Javier Camarena, Eleonora Buratto, Ambrogio Maestri © Marty Sohl, Metropolitan Opera
Javier Camarena, Eleonora Buratto, Ambrogio Maestri
© Marty Sohl, Metropolitan Opera
Making his role debut as Don Pasquale, the baritone Ambrogio Maestri portrayed the old bachelor less as a grumpy curmudgeon as a bewildered loner at the mercy of plotting youngsters. Slight coordination issue with the orchestra at the beginning quickly overcome, Mr. Maestri was a delightful Don vocally, his powerful but warm voice penetrating the relatively thick orchestration.  His strong vocal presence anchored the many duets and ensemble scenes.  He was also a superb actor and carried off the comical moments without unnecessary exaggeration.   

Young Italian soprano Eleonora Buratto, in her Met debut, had the unenviable task of singing Norina’s demanding aria as her introduction to the Met audience.  Her voice is perhaps a little heavy for a light coloratura role, and her high notes were initially a little thin and strident, although she executed the coloratura passages well enough.  As she warmed up, her warm middle voice added an unexpected but welcome weight to the flighty character, and her contrition at deceiving the old man in Act 3 seemed genuine.  Her high notes became more plush; a variety of color in her voice was a delight and made one hopeful for her further development as a singer.

Romanian Levente Molnár as Dr.
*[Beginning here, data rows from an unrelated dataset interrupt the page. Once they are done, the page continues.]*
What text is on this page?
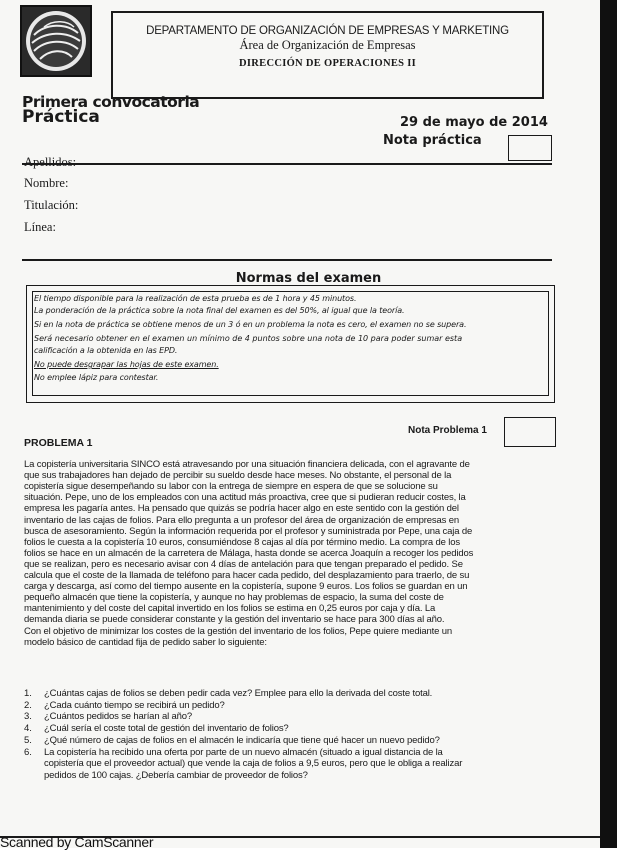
DEPARTAMENTO DE ORGANIZACIÓN DE EMPRESAS Y MARKETING
Área de Organización de Empresas
DIRECCIÓN DE OPERACIONES II
Primera convocatoria
Práctica	29 de mayo de 2014
Nota práctica
Apellidos:
Nombre:
Titulación:
Línea:
Normas del examen
El tiempo disponible para la realización de esta prueba es de 1 hora y 45 minutos.
La ponderación de la práctica sobre la nota final del examen es del 50%, al igual que la teoría.
Si en la nota de práctica se obtiene menos de un 3 ó en un problema la nota es cero, el examen no se supera.
Será necesario obtener en el examen un mínimo de 4 puntos sobre una nota de 10 para poder sumar esta
calificación a la obtenida en las EPD.
No puede desgrapar las hojas de este examen.
No emplee lápiz para contestar.
Nota Problema 1
PROBLEMA 1
La copistería universitaria SINCO está atravesando por una situación financiera delicada, con el agravante de
que sus trabajadores han dejado de percibir su sueldo desde hace meses. No obstante, el personal de la
copistería sigue desempeñando su labor con la entrega de siempre en espera de que se solucione su
situación. Pepe, uno de los empleados con una actitud más proactiva, cree que si pudieran reducir costes, la
empresa les pagaría antes. Ha pensado que quizás se podría hacer algo en este sentido con la gestión del
inventario de las cajas de folios. Para ello pregunta a un profesor del área de organización de empresas en
busca de asesoramiento. Según la información requerida por el profesor y suministrada por Pepe, una caja de
folios le cuesta a la copistería 10 euros, consumiéndose 8 cajas al día por término medio. La compra de los
folios se hace en un almacén de la carretera de Málaga, hasta donde se acerca Joaquín a recoger los pedidos
que se realizan, pero es necesario avisar con 4 días de antelación para que tengan preparado el pedido. Se
calcula que el coste de la llamada de teléfono para hacer cada pedido, del desplazamiento para traerlo, de su
carga y descarga, así como del tiempo ausente en la copistería, supone 9 euros. Los folios se guardan en un
pequeño almacén que tiene la copistería, y aunque no hay problemas de espacio, la suma del coste de
mantenimiento y del coste del capital invertido en los folios se estima en 0,25 euros por caja y día. La
demanda diaria se puede considerar constante y la gestión del inventario se hace para 300 días al año.
Con el objetivo de minimizar los costes de la gestión del inventario de los folios, Pepe quiere mediante un
modelo básico de cantidad fija de pedido saber lo siguiente:
1. ¿Cuántas cajas de folios se deben pedir cada vez? Emplee para ello la derivada del coste total.
2. ¿Cada cuánto tiempo se recibirá un pedido?
3. ¿Cuántos pedidos se harían al año?
4. ¿Cuál sería el coste total de gestión del inventario de folios?
5. ¿Qué número de cajas de folios en el almacén le indicaría que tiene qué hacer un nuevo pedido?
6. La copistería ha recibido una oferta por parte de un nuevo almacén (situado a igual distancia de la
copistería que el proveedor actual) que vende la caja de folios a 9,5 euros, pero que le obliga a realizar
pedidos de 100 cajas. ¿Debería cambiar de proveedor de folios?
Scanned by CamScanner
Malatesta has a pleasant high baritone that was a good complement to Mr. Maestri’s deeper voice.  The two brought off a delightful show stopper, the duet at the end of Act 3 Scene 1, typical Italian patter singing consisting of rapidly fired words and notes, which was repeated in front of the painted curtain.  

Levente Molnár, Eleonora Buratto © Marty Sohl, Metropolitan Opera
Levente Molnár, Eleonora Buratto
© Marty Sohl, Metropolitan Opera

Vocally the evening clearly belonged to the Mexican tenor Javier Camarena, hailed as the “new king of high notes.”  High notes were only a small part of his impressive performance. He had an astoundingly clear, bright and penetrating voice that never got loud and grating. Carefully husbanding his resources, he was able to shade his voice exquisitely, from quiet and soft pianissimo to big clowning notes. His legato seemed to go on forever, shaping the musical lines gently. His aria in Act 2 was an early highlight, as he topped his winsome farewell with an impressive high note, prompting some of the audience to demand an encore (which did not happen).   

Mr. Camarena was also a great ensemble member.  His duets, with Mr. Maestri early in the opera as well as his love duet with Ms. Buratto, brought out the beauty of his voice in a torrent of delightful melodies but he was always working with his partner, and was never dominating.  The Met chorus, making the most of their brief scenes as Don’s servants, sang and acted with controlled abandon.  The delightful evening concluded with a splendid quartet, some of the most playful and yet beautiful melodies composed by Donizetti.